Alla ricerca di un modo efficace e sintetico per rappresentare questo 2015, ho optato per un elenco di quelle che a mio modo di vedere sono state le cinque principali conferme, e delle cinque principali sorprese.

Conferme:

1) il QE della BCE.
Dopo lunga gestazione, alla fine la banca Centrale Europea ha varato un robusto Quantitative Easing nel primo trimestre dell’anno. Se questa era forse una mossa scontata, l’entità, ma sopratutto il suo incremento meno di un anno dopo il varo lo erano un po’ meno.

2) Il rialzo dei tassi US.
Un altra attesa rispettata, sebbene in extremis. Il 2015 segna il ritorno della Fed alla politica monetaria tradizionale, in un certo senso (siamo ancora lontani dallo smantellamento del bilancio FED).

3) Il rafforzamento del dollaro e l’indebolimento dell’euro.
Diretta conseguenza dei punti 1 e 2. Il biglietto verde si è apprezzato di circa un 9% (Dollar Index), e l’euro si è indebolito più o meno di altrettanto (10%)

4) Ripresa Europea.
Dopo un paio di false partenze, l’economia EU ha infine accelerato, e si è assestata su un tasso di crescita intorno all’1.5% annualizzato. Un tasso inferiore alle attese, ma accettabile alla luce degli shock che ha dovuto assorbire.

5) La Grecia è restata nell’euro e sotto il programma EU.
Ad un certo punto è sembrato che questa dovesse rivelarsi come una delle più grosse sorprese dell’anno,  ma alla fine ha prevalso la ragione.

Sorprese:

1) Petrolio.
Smentendo il consenso che si attendeva un rimbalzo, o per lo meno una stabilizzazione, l’oil ha perso un ulteriore 30% . Ugualmente sorprendente il -23% del paniere di commodities CRB, ai minimi dal 2002.

2) Svalutazione e mini bolla equity cinese.
Che il colosso asiatico avrebbe rallentato la crescita, erano in molti ad attenderselo.

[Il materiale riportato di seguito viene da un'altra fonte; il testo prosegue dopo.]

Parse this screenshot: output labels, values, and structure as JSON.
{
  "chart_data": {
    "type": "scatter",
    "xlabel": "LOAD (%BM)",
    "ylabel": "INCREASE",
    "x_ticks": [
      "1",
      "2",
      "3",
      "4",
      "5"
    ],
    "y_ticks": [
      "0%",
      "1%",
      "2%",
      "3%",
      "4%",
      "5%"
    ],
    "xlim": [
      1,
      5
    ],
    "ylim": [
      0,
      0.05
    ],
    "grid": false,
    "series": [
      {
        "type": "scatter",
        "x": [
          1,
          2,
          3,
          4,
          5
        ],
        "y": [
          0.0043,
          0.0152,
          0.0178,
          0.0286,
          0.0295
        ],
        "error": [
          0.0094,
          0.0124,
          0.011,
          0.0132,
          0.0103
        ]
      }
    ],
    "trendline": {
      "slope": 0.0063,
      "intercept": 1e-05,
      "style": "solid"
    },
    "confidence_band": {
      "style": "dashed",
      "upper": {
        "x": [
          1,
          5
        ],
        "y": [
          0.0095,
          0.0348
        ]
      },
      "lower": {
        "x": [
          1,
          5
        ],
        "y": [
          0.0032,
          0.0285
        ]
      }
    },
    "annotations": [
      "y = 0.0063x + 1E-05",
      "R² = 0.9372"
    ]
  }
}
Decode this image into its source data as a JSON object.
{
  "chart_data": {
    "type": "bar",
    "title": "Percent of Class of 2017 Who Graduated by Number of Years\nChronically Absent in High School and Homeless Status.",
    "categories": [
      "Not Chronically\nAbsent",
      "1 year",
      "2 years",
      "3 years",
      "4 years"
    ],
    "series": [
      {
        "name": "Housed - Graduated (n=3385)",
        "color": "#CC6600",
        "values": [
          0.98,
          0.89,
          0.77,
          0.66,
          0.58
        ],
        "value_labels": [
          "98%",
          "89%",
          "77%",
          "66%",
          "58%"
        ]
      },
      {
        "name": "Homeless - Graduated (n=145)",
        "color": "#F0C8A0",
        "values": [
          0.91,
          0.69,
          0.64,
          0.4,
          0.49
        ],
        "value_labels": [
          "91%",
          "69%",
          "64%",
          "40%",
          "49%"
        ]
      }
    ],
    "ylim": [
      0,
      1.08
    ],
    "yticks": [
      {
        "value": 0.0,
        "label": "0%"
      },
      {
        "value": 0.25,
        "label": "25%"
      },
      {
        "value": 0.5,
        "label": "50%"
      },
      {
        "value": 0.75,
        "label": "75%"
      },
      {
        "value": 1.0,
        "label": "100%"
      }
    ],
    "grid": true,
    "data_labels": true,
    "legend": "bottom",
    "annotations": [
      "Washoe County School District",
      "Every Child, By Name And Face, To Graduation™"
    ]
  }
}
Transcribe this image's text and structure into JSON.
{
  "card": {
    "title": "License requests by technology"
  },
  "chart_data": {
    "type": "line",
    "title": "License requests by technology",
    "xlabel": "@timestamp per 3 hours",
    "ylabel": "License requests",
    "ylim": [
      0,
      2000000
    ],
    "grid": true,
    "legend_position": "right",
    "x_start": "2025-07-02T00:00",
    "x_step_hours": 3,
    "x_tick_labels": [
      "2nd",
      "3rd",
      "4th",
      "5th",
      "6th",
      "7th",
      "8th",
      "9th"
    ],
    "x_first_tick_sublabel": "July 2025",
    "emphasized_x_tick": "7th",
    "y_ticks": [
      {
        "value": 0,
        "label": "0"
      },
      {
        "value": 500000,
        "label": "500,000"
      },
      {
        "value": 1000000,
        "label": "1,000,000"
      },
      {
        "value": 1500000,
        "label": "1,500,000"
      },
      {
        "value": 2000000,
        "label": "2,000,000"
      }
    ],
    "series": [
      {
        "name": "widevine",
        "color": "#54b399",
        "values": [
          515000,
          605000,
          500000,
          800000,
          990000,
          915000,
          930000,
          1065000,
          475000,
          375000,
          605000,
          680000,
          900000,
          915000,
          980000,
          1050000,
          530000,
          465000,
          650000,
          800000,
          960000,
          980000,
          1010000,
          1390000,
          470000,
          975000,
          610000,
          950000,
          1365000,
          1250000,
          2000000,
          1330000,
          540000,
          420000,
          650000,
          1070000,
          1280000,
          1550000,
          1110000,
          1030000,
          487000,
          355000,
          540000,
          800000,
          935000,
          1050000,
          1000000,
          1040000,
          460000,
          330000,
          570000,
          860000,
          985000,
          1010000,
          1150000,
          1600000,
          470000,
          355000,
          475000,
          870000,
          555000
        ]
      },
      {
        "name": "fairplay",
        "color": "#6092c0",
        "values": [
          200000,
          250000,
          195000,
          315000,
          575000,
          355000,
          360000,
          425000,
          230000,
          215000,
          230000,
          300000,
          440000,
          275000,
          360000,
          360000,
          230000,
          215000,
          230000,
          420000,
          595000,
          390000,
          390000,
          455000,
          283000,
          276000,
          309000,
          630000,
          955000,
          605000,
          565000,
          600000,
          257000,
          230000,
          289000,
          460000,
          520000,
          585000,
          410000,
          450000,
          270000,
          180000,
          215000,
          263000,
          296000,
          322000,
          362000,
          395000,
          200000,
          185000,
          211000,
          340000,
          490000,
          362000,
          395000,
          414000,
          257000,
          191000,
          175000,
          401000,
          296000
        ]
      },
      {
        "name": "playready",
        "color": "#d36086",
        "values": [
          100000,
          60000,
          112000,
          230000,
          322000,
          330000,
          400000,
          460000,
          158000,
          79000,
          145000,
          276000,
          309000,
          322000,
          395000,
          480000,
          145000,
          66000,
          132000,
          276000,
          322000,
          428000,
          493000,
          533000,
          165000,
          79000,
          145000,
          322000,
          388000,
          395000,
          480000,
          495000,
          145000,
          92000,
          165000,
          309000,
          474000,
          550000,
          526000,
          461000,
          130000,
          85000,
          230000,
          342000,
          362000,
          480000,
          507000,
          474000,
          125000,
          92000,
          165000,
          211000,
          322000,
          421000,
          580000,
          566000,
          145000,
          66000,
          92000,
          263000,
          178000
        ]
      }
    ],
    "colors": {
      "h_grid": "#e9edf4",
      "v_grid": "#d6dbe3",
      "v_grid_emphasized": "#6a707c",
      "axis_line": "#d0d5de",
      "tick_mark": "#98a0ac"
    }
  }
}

Ma che i mercati locali avrebbero fatto un andata e ritorno a +60% e le autorità avrebbero attenuato il peg col dollaro ha sorpreso assai di più. L’impatto sulle economie asiatiche è stato fortissimo.

3) Abbandono del floor con l’euro da parte della Swiss National Bank.
Dopo, erano tutti d’accordo che era l’unica cosa che poteva fare. Ma l’improvviso abbandono del floor da parte della banca Centrale Svizzera ha prodotto un oscillazione del 20% sul cambio, che ha frantumato parecchi record. Come corollario, l’SNB ha definitivamente sdoganato i tassi negativi, portando il deposito a -0.75%.

4) Borse Europee.
Il fatto che, nonostante il QE, la  svalutazione dell’euro e la ripresa, l’Eurostoxx (principali 50 titoli europei) stia ancora lottando, a una manciata di sedute da fine anno,  per mantenersi in positivo, è, a mio modo di vedere, una discreta sorpresa.

5) Volksvagen
Non avrà forse tutte le conseguenze sistemiche che gli sono state attribuite al suo esplodere. Ma la vicenda del software truffa della casa automobilistica tedesca resta a mio modo di vedere uno dei fatti più sconcertanti di questo 2015.